Улетая, он прошел бреющим над блиндажом, где жили оружейницы, и покачал крыльями в знак приветствия. Он догадывался, что Аннушка стоит сейчас зареванная и, приставив ладонь к пилотке, провожает «двадцатьчетверку» тоскующим взглядом.
На штабном аэродроме базировалась эскадрилья связных «огородников», две разведывательные «пешки». Як-9 оказался там в гордом одиночестве.
Всего каких-нибудь полсотни километров от линии фронта, а совсем другой уклад, другие правила распорядка. Неподалеку от аэродрома затерялась в лесной глухомани целехонькая деревенька. За избой, где нашли приют Лихоманов и Остроушко, — поле гречихи, оттуда несло стойким медовым запахом; пчелы летали и жужжали совсем как пули. Большая бомба угодила когда-то в речушку за околицей, образовалось озерцо. Днем в нем плескались, бултыхались ребятишки, а поздними вечерами или в нелетную погоду купался и летный состав.
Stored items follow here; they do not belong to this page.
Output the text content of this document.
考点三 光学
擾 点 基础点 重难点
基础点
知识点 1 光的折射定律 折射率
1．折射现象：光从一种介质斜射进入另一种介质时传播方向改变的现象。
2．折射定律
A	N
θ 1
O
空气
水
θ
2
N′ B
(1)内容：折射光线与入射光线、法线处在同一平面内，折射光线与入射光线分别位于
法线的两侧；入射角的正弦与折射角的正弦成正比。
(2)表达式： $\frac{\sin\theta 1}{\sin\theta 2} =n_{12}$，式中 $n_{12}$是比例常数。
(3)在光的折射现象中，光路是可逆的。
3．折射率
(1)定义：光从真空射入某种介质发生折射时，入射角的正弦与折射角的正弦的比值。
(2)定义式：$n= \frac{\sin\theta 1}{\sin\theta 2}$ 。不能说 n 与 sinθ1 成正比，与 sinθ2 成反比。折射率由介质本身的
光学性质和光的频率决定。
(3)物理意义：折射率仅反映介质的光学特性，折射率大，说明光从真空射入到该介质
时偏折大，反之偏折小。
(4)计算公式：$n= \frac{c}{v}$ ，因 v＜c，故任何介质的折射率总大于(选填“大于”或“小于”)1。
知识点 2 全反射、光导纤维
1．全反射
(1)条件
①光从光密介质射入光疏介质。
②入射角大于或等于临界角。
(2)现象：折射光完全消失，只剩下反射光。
Лихоманов числился теперь в эскадрилье воздушных разведчиков при штабе фронта. Ему подолгу приходилось бывать в соседнем хуторе, где обретался разведотдел. В темные вечера и ночи там мигали светлячки: ходили, светя карманными фонариками, и у часовых возле шлагбаума были фонарики, чтобы проверять пропуска.
Лихоманов по многу
«Двадцатьчетверку» вооружили фотоаппаратом. Остроушко быстро освоил фотоаппарат, вмонтированный в пол кабины, и помог Лихоманову.
На хуторе Лихоманов зачастил в бревенчатую баньку, где Габараев оборудовал фотолабораторию.
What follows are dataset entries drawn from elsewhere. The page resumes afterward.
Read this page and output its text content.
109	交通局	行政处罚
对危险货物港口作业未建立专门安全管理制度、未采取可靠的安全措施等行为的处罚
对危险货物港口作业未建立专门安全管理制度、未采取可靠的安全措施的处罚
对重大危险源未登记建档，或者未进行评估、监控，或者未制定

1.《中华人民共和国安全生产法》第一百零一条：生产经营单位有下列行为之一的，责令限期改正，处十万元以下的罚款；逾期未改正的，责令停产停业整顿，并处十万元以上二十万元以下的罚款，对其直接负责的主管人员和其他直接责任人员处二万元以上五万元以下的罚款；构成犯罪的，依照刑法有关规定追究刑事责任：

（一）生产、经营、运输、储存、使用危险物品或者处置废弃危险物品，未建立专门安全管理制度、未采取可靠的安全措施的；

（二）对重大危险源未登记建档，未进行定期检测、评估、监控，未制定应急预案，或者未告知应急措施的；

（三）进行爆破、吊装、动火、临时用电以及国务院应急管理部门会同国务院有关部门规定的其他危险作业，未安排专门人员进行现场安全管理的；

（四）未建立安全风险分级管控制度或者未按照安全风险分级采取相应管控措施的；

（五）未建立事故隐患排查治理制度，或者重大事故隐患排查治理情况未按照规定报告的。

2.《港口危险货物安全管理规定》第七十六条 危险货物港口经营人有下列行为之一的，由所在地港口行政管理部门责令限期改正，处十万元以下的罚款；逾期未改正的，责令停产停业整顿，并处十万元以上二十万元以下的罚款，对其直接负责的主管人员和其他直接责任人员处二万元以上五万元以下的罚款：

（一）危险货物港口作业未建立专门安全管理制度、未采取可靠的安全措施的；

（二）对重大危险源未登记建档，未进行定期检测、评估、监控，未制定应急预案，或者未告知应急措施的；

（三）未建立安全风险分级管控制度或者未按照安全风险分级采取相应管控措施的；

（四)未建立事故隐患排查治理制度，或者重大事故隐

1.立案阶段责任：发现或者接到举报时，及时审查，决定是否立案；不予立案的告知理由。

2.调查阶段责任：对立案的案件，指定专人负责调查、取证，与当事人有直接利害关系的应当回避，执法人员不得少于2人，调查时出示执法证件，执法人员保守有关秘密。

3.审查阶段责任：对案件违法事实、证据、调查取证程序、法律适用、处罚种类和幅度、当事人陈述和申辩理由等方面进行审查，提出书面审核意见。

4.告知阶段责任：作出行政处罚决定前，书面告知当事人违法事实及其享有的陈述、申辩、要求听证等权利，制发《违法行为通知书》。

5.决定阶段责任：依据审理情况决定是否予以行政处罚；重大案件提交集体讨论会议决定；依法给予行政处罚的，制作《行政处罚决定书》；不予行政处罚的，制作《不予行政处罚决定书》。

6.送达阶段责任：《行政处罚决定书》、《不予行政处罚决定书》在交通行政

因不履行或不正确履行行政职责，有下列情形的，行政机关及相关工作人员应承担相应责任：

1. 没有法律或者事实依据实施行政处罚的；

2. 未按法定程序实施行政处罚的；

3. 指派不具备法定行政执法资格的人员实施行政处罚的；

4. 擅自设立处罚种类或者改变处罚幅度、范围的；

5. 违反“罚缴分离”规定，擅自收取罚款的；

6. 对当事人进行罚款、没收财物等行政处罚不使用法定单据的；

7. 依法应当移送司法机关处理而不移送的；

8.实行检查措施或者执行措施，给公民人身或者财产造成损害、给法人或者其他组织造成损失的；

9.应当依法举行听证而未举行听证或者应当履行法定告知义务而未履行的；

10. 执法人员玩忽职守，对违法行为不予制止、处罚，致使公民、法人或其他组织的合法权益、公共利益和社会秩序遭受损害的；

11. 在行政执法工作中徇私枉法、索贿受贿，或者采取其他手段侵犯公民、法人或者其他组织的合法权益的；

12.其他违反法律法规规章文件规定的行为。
— После войны откроем вдвоем на базаре фотоателье «Спокойно — снимаю!», — усмехнулся он. — Сегодня снято — завтра готово!..
Каждый летчик-истребитель мечтает, чтобы у него прибавилась скоростенка. Чем ты стремительнее в воздушном бою, тем длиннее твоя жизнь. И счастье, что Остроушко обладал волшебным умением отладить мотор так, будто самим прикосновением своих рук он вселял в мотор добавочно полсотни лошадиных сил.
Но теперь Лихоманову приходилось летать не только быстрее быстрого, но и как можно медленнее. Чтобы гасить скорость, он выпускал в полете шасси. Остроушко называл это: летать на полусогнутых. Когда мчишься стремглав, трудно рассмотреть, что там внизу, под ногами. Самое сложное — схватить глазом ландшафт, видимый с бреющего полета, запомнить молниеносный пейзаж.
Габараев злился, когда в прифронтовом небе маячила двухфюзеляжная «рама». Повиснет, зараза, и висит, как привязанная к энскому квадрату неба, — корректирует огонь своих батарей, подглядывает за нашими. Дно кабины у «рамы» бронированное, немецким наблюдателям в зад не дует…
— Жаль, не припасли мы такого самолета! — сокрушался Габараев.
Лихоманову часто не хватало пленки на весь полет. Майор Габараев сделал ему выговор: все равно что раньше времени и нерачительно расходовать боеприпасы. Фотопленка — тот же боеприпас!
И в ненастье Лихоманов редко сидел без дела. Для него изменилось само понятие «нелетная погода». В такую погоду легче остаться незамеченным: спрятаться в низких тучах и вынырнуть над аэродромом, переправой…
В пасмурный день он сумел высмотреть и сфотографировать переправу противника через Жиздру. Моста не было, но близ села Дретово, выше по течению, на реке светлела подозрительная поперечная полоса. Наплавной мост! Его навели, для секретности утопили, и только с наступлением темноты или в нелетную погоду мост всплывает, точнее сказать, всплывал до разведывательного полета Лихоманова.
Лихоманов повадился летать вдоль второй линии немецкой обороны и приметил в сосновом бору обширный табор — палатки, грузовики, цуг-машины. Обнаружил танки, поставленные впритирку к избам. В те же дни он, как сказал Остроушко, разоблачил тяжелые пушки, замаскированные под деревья, высаженные в шахматном порядке на обочине большака. Несколько раз летал над вражеским аэродромом в Дубровке и установил, что там новые постояльцы, и притом не какая-нибудь мелюзга, а «Хейнкели-111», девять штук.